# Beer Brines



## kboss714 (Apr 18, 2015)

I love to brine/marinade my meat before cooking and I know beer is a meat tenderizer. I've only used Guinness with pork but looking to exprand my repertoire of what beers to use. I want to know ideas for pork, beef, chicken, turkey and other meat you enjoy BBQing/ Smoking.


----------



## papajeep (Jun 15, 2015)

Your talking right up my alley. I'd never use a beer I wouldn't drink. That being said I really like stouts and porters. For chicken they might be a bit heavy though. I've found that during the summer I enjoy a Michelob Lime Cactus.
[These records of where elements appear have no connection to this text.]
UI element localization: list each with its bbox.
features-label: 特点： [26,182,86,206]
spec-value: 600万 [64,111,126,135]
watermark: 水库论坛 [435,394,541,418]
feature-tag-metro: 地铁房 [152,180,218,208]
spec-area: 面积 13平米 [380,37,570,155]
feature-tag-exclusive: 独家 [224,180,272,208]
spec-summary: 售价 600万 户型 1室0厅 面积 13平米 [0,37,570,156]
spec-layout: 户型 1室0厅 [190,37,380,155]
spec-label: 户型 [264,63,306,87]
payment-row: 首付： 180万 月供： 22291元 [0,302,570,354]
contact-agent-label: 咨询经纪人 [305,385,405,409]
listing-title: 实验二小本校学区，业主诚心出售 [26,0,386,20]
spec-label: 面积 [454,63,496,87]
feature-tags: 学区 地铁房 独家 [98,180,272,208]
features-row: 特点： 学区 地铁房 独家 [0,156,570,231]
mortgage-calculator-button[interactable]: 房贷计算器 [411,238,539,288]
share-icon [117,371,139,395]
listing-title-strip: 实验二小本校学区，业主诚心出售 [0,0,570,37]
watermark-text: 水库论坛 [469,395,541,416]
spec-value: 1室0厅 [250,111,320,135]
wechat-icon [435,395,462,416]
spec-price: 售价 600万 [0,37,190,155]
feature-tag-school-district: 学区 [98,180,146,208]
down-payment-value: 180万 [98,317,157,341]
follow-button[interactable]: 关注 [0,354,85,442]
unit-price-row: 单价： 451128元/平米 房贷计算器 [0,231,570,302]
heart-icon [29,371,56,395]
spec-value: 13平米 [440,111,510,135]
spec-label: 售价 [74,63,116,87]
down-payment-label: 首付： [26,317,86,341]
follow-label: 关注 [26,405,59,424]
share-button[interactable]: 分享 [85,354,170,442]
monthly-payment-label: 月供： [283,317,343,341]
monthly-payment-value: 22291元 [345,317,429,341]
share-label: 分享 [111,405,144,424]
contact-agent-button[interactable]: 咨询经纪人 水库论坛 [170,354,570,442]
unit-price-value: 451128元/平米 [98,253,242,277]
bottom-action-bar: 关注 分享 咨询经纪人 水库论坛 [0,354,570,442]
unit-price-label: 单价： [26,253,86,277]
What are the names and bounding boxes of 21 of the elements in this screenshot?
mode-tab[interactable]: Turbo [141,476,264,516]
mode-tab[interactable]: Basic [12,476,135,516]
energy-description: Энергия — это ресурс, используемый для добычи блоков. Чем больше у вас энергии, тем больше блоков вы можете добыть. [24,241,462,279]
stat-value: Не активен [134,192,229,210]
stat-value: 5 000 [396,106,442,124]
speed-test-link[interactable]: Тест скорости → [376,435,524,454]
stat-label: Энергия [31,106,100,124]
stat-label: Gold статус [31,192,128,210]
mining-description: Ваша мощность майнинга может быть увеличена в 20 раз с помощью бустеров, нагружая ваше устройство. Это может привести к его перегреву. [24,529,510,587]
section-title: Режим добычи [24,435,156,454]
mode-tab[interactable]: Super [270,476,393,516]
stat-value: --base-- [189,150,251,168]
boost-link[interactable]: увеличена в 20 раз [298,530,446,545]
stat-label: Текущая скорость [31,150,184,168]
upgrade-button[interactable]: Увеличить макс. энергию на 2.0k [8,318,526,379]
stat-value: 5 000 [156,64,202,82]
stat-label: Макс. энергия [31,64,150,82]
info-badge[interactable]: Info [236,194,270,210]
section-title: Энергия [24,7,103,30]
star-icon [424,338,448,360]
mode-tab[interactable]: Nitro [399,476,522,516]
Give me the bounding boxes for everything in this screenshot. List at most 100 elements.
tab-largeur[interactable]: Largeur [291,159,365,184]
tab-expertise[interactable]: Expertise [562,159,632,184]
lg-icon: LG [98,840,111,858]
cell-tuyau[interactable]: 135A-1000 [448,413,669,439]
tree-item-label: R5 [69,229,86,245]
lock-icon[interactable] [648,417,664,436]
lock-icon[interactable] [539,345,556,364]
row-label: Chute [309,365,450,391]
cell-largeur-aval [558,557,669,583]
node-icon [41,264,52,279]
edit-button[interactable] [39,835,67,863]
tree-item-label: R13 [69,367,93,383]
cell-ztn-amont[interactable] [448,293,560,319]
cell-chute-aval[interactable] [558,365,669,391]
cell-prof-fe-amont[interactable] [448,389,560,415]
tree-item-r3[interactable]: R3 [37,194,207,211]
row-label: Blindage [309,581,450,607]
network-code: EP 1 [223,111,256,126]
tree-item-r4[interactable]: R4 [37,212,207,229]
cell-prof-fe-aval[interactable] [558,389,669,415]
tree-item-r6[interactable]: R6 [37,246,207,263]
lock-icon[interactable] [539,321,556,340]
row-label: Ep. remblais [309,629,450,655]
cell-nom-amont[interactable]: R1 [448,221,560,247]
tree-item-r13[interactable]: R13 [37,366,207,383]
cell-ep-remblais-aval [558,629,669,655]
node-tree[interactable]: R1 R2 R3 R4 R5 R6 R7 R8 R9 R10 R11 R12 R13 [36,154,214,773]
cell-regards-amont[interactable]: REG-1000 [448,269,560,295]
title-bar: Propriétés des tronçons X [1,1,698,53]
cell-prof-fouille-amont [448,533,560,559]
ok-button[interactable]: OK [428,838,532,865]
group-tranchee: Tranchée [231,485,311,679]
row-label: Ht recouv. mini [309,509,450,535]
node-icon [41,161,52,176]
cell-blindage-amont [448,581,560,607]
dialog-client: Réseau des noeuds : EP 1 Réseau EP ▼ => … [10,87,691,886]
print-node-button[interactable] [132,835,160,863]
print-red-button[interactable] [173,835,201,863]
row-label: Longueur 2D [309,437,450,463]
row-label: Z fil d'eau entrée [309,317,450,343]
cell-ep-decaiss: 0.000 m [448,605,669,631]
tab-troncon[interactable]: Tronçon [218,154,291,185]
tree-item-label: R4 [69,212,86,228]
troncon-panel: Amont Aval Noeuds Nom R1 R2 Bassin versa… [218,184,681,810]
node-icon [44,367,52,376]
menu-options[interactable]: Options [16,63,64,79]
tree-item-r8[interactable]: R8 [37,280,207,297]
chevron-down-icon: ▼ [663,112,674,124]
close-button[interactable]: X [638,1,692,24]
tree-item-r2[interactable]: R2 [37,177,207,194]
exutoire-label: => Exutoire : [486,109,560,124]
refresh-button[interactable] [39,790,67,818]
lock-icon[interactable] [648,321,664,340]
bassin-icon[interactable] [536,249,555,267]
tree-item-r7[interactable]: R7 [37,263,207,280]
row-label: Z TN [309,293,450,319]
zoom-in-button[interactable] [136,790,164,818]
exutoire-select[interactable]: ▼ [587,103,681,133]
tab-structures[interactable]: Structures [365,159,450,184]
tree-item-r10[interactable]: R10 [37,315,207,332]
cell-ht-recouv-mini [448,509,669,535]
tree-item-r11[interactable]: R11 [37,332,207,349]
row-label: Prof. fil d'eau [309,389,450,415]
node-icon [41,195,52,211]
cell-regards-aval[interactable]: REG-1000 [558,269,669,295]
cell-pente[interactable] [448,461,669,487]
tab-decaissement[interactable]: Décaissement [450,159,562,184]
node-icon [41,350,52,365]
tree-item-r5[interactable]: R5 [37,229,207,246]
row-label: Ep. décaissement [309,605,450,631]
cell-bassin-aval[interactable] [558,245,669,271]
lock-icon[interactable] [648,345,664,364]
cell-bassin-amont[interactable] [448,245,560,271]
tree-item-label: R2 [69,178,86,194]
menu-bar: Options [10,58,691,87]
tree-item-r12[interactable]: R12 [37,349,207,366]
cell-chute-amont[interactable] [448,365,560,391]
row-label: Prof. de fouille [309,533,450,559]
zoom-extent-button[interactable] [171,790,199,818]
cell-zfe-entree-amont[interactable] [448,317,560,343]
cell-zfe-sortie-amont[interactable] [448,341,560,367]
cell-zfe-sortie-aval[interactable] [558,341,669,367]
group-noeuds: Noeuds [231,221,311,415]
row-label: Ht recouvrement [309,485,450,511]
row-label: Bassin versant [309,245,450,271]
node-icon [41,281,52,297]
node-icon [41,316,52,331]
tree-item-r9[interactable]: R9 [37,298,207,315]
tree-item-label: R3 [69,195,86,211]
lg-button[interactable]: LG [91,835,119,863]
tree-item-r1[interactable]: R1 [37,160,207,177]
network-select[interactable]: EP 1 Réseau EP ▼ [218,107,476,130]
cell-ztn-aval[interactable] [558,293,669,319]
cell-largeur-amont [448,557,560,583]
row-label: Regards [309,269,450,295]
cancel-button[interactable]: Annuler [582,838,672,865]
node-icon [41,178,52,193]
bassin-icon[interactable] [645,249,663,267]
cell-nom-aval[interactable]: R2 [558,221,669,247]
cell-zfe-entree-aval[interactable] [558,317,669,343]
It's got a slight citrus taste with just a little twang. Could be really good with pork or chicken. Heck I might have to try that next smoke. Personally I like a dark smokey beer , I've found a couple that are my go to's. Lions Stout or a local brew from Blackstone brewery that's a stout also. From the grocery try Sly Rye porter or Left HandBrewings milk stout.


----------



## cepps322 (Jun 17, 2015)

Absolutely. Never use a beer you wouldn't drink. I have a summer recipe for whole chicken. I use either 1 or 2 Corona's /water Kosher Salt & pepper/lime juice. I will only brine for 4 hrs max on account of the lime juice. Turns out great. Love brining with beer.


----------